It used to be that if you had enough money, you could escape the impacts of air pollution. But now pollution is everywhere.
Stu Greenberg: Kim, we're going up on the roof!
Take mercury, for example. A by-product of burning fossil fuels like coal to make electricity, mercury is an element that doesn't break down in the environment. It wafts into the air from power plant smokestacks, then returns to the ground in rain or snow. Stu Greenberg, director of Environmental Health Watch, is trying to find out just how much mercury there is.
Stu Greenberg: This is the precipitation collector that was provided by the National Wildlife Federation and we're using it to collect rain and snow samples to analyze for mercury.
Just a few miles away is the Lakeshore power plant, owned and operated by CEI, a subsidiary of FirstEnergy. Both the utility and the government say the plant is in compliance with current clean air standards. But Greenberg believes it's the source of the mercury, even though it's been several years since the plant burned coal.
Stu Greenberg: Already we can see that the mercury levels are many times higher than the standards the EPA has set for mercury concentrations in lakes and streams. It bio-accumulates in lakes and fish.
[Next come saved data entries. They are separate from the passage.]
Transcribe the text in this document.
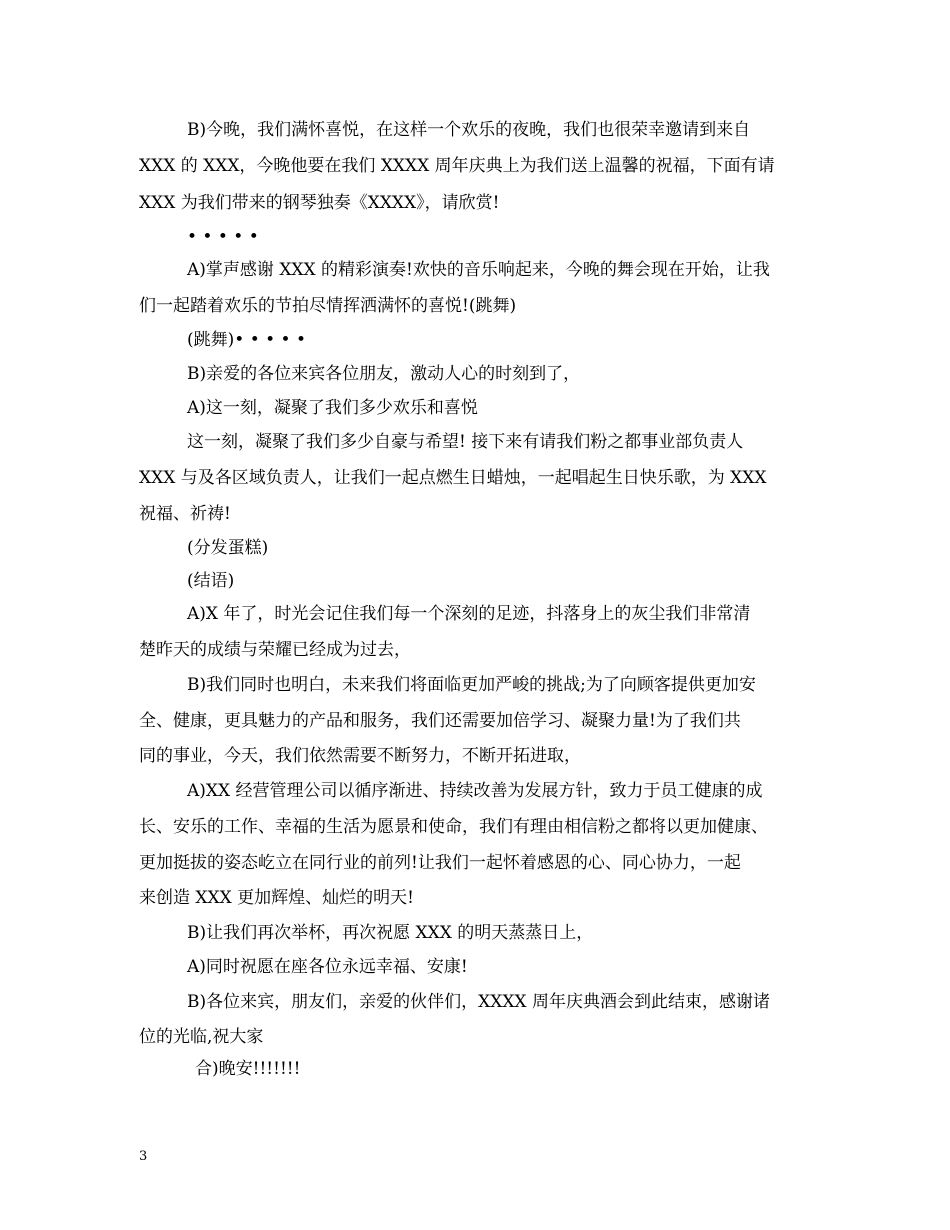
B)今晚，我们满怀喜悦，在这样一个欢乐的夜晚，我们也很荣幸邀请到来自
XXX 的 XXX，今晚他要在我们 XXXX 周年庆典上为我们送上温馨的祝福，下面有请
XXX 为我们带来的钢琴独奏《XXXX》，请欣赏!
• • • • •
A)掌声感谢 XXX 的精彩演奏!欢快的音乐响起来，今晚的舞会现在开始，让我
们一起踏着欢乐的节拍尽情挥洒满怀的喜悦!(跳舞)
(跳舞)• • • • •
B)亲爱的各位来宾各位朋友，激动人心的时刻到了，
A)这一刻，凝聚了我们多少欢乐和喜悦
这一刻，凝聚了我们多少自豪与希望! 接下来有请我们粉之都事业部负责人
XXX 与及各区域负责人，让我们一起点燃生日蜡烛，一起唱起生日快乐歌，为 XXX
祝福、祈祷!
(分发蛋糕)
(结语)
A)X 年了，时光会记住我们每一个深刻的足迹，抖落身上的灰尘我们非常清
楚昨天的成绩与荣耀已经成为过去，
B)我们同时也明白，未来我们将面临更加严峻的挑战;为了向顾客提供更加安
全、健康，更具魅力的产品和服务，我们还需要加倍学习、凝聚力量!为了我们共
同的事业，今天，我们依然需要不断努力，不断开拓进取，
A)XX 经营管理公司以循序渐进、持续改善为发展方针，致力于员工健康的成
长、安乐的工作、幸福的生活为愿景和使命，我们有理由相信粉之都将以更加健康、
更加挺拔的姿态屹立在同行业的前列!让我们一起怀着感恩的心、同心协力，一起
来创造 XXX 更加辉煌、灿烂的明天!
B)让我们再次举杯，再次祝愿 XXX 的明天蒸蒸日上，
A)同时祝愿在座各位永远幸福、安康!
B)各位来宾，朋友们，亲爱的伙伴们，XXXX 周年庆典酒会到此结束，感谢诸
位的光临,祝大家
合)晚安!!!!!!!
3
And so we're at the point in Ohio where every body of water - every stream, every lake, and every species of fish - is considered contaminated with mercury by Ohio EPA.
Recent federal warnings against pregnant women and young children eating too much fish draw an arrow to the impact of mercury on public health, says Dr. Kathleen Fagan, a Lorain physician who specializes in occupational health.
Kathleen Fagan: Mercury is a neuro-toxin. It causes nerve damage. It causes developmental delays in children. It causes birth defects. And there are I think the estimates are four or five million women of reproductive age who are at hazard to damage to a fetus from exposure to mercury. And so these are the kind of things that I'm really, really concerned about.
The Bush administration says it's concerned, too. In December, incoming EPA Administrator Mike Leavitt made a stop in Cleveland to announce new proposals that would regulate mercury emissions from power plants for the first time since the Clean Air Act was signed.
Mike Leavitt: Now this is not a modest proposal. It is the single largest investment that we will have made as a country in air quality - more than any in the last decade.
But some people worry the new rules don't go far enough, fast enough. Reverend Marvin Smith runs the Church of the Nazarene on E. 55th Street in the St.Clair-Superior neighborhood. It was his group that forced CEI to close down the coal-fired boilers at its Lakeshore plant.
Marvin Smith: The fact is, there's a lot of folks who live around here in this neighborhood who fish and eat the fish. It's not just sport fishing for them, it's a subsistence. And that's one of the reasons we have been concerned about a question that we've investigated as social justice.
It may be months or even years before the new Clean Air rules go into effect. One rule has been temporarily blocked by a federal lawsuit filed by a dozen states, not including Ohio. While both sides agree that mercury is bad for human health, they don't agree on the best way to reduce it. Smith hopes all of the recent Bush proposals to reduce mercury, smog and soot will mean better health for his neighbors. But his optimism is not shared by environmental health experts like Stu Greenberg.
Stu Greenberg: The estimate for Ohio is that there are 37,000 asthma attacks a year that you can attribute to power plants, and those attacks mean more ER visits, more hospitalizations, more missed school days.
What worries Greenberg most is the Bush administration's proposal to delay implementing new anti-pollution controls on dirty Midwest power plants. He says a recent study attributes 2,000 deaths a year to power plant emissions in Ohio alone - five time the number of deaths from homicides or drunk drivers. In Cleveland, Karen Schaefer, 90.3.